Ramon Te Wake (born 25 March 1976) is a New Zealand
trans woman documentarian, singer-songwriter and television presenter. Her first presenting job was for
Māori Television, where she was one of three people fronting Takatāpui, which is Maori Television's first ever
LGBT show.[1][2]
She released her debut EP, The Arrival in 2002 and toured New Zealand in
R&B /
Funk band Pure Funk during 1995 and 1996.[5] In June 2005 she received a grant of up to $15,000 to record a new CD from Te Waka Toi, the Màori arts board of Creative New Zealand.[6] Her second album, Movement is Essential, came out in 2008.[7] In 2008 Ramon started a DJ residency at Kiss bar called "Delicious Thursdays."[8] She is also a well known model and "the first transgender girl to appear in music video clips and a
Coca-Cola commercial."[5] In 2005 Te Wake joined
King Kapisi in presenting Pasifika 2005 festival, the biggest
Polynesian culture festival in the world held in
Auckland every year since 1992, it was televised on
TV2.[9]
TV
Her first presenting job was for
Māori Television, where she was one of three people fronting
Takatāpui, which is Maori Television's first ever
LGBT show.[1] The show began in 2004 and still continues today.

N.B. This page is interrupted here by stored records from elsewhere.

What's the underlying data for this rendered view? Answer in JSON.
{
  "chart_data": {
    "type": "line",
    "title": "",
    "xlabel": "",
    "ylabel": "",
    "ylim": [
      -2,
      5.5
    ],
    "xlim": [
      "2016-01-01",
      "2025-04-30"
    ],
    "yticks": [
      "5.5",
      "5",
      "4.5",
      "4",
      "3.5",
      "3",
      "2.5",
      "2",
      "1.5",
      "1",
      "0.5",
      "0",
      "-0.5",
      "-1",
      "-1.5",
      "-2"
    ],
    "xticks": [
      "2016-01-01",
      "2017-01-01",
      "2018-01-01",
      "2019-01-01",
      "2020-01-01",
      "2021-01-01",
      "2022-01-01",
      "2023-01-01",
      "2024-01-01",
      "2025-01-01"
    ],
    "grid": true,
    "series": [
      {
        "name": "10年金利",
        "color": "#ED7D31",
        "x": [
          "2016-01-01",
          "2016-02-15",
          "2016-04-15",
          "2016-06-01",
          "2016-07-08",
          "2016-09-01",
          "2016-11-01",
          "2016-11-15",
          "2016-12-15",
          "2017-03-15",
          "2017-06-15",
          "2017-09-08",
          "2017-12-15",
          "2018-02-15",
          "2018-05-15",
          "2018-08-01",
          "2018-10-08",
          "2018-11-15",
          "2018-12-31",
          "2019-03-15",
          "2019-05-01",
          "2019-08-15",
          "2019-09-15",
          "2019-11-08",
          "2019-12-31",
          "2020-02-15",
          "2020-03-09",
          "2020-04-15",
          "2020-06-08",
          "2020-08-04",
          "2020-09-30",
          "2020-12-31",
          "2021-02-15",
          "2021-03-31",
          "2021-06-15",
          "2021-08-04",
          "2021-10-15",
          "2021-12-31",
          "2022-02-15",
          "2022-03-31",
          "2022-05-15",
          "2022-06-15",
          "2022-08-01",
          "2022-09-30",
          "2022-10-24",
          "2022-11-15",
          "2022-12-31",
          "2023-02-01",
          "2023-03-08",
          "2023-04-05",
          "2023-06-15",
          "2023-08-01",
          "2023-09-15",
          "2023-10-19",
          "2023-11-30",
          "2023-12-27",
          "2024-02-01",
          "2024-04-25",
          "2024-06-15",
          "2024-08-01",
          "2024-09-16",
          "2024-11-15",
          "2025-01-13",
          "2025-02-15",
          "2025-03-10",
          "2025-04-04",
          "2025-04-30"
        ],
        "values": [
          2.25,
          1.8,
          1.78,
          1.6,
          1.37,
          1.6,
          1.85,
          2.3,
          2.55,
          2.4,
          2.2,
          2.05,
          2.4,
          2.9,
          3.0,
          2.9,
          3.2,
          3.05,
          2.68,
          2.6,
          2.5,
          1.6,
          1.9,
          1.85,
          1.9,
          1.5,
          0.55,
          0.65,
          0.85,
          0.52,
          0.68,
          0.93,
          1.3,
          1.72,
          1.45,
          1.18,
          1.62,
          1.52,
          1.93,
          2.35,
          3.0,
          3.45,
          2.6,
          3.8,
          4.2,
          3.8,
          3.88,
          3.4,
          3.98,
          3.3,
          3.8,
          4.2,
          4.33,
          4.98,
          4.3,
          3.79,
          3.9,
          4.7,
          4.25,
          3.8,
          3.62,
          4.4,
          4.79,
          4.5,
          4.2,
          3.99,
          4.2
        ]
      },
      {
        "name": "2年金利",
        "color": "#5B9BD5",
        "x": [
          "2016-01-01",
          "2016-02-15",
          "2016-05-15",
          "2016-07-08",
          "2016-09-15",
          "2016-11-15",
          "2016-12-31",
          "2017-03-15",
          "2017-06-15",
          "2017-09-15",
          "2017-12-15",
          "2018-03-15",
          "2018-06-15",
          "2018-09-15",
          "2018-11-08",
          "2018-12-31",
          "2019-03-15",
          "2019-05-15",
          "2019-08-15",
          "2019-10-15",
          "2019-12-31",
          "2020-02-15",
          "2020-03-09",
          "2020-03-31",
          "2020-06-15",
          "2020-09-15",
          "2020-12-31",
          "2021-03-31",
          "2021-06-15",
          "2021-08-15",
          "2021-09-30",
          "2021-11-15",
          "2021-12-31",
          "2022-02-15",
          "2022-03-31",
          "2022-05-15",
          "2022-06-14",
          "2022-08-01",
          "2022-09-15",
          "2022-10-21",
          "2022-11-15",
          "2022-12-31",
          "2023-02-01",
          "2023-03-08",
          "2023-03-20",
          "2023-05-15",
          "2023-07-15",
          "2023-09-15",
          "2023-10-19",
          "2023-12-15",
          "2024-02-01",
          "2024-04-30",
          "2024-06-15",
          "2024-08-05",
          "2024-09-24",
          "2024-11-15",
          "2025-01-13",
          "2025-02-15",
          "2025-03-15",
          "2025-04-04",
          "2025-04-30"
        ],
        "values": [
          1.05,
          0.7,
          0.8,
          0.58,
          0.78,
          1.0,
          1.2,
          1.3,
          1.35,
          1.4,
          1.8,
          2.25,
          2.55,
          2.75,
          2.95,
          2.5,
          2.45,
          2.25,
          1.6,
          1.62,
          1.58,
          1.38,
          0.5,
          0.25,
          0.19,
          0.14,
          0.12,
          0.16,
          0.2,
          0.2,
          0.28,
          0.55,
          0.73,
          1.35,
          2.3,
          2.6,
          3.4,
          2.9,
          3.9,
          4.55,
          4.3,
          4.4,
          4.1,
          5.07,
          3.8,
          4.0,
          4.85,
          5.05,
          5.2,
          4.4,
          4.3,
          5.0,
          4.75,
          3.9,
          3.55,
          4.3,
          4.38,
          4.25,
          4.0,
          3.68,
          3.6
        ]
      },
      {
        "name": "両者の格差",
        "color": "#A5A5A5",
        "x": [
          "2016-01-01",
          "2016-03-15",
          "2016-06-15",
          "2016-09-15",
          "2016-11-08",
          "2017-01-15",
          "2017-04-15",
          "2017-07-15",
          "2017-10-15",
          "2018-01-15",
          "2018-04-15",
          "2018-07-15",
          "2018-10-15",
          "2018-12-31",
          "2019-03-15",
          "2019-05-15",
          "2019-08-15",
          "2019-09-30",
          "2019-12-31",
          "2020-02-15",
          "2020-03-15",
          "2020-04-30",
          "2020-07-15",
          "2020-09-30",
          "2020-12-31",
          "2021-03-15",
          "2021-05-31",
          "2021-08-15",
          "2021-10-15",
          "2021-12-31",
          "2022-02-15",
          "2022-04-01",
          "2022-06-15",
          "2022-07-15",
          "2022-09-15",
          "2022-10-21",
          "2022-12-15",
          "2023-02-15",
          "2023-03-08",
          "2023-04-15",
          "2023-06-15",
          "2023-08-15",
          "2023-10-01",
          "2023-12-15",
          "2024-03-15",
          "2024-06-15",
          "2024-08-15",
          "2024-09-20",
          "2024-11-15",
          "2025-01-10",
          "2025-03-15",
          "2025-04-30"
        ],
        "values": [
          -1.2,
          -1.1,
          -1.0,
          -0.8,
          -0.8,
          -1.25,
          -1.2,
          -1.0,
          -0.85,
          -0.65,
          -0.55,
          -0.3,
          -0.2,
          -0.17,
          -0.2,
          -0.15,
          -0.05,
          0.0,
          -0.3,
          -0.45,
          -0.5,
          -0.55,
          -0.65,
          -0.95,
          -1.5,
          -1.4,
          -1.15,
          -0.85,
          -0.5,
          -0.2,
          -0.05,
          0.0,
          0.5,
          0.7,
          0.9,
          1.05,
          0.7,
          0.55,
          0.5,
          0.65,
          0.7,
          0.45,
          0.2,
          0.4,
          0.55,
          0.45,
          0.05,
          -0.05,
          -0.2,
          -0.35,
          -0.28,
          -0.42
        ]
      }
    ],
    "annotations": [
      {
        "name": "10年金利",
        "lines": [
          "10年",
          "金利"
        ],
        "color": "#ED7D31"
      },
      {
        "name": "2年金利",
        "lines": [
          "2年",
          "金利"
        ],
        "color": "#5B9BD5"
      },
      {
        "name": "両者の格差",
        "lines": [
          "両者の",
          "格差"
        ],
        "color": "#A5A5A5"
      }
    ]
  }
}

Ramon's storytelling was noted by Scoop Independent News as "strong, creative and visual."[10] Ramon's most celebrated work from the programme was the coverage of the 2011 death of activist
Carmen Rupe.[11] She had made a documentary of Rupe's life in 2006.[2] In 2008 she was one of several actors selected to portray
Georgina Beyer, a
trans woman who became the world's
first openly
transsexual mayor, as well as the world's first openly transsexual Member of Parliament, in a feature-length film.[12] In 2009 The Making of Ramon was a Takatāpui-produced documentary about Ramon which was aired as part of Triangle TV's Sunday Nights Out.[13] In 2011 Te Wake directed a 25-minute video "Pacific Voices" for the NZ AIDS Foundation addressing issues and lives of Pacific LGBT people "such as identity, sexual health,
bullying and
family estrangement" the project "offers hope through mutual support and self-determination."[14] She has co-directed two series with Damon Fepulia'i, Inky Pinky Ponky (2023) and most recently The Boy, The Queen, and Everything in Between (2024), credited also as the Writer.[15]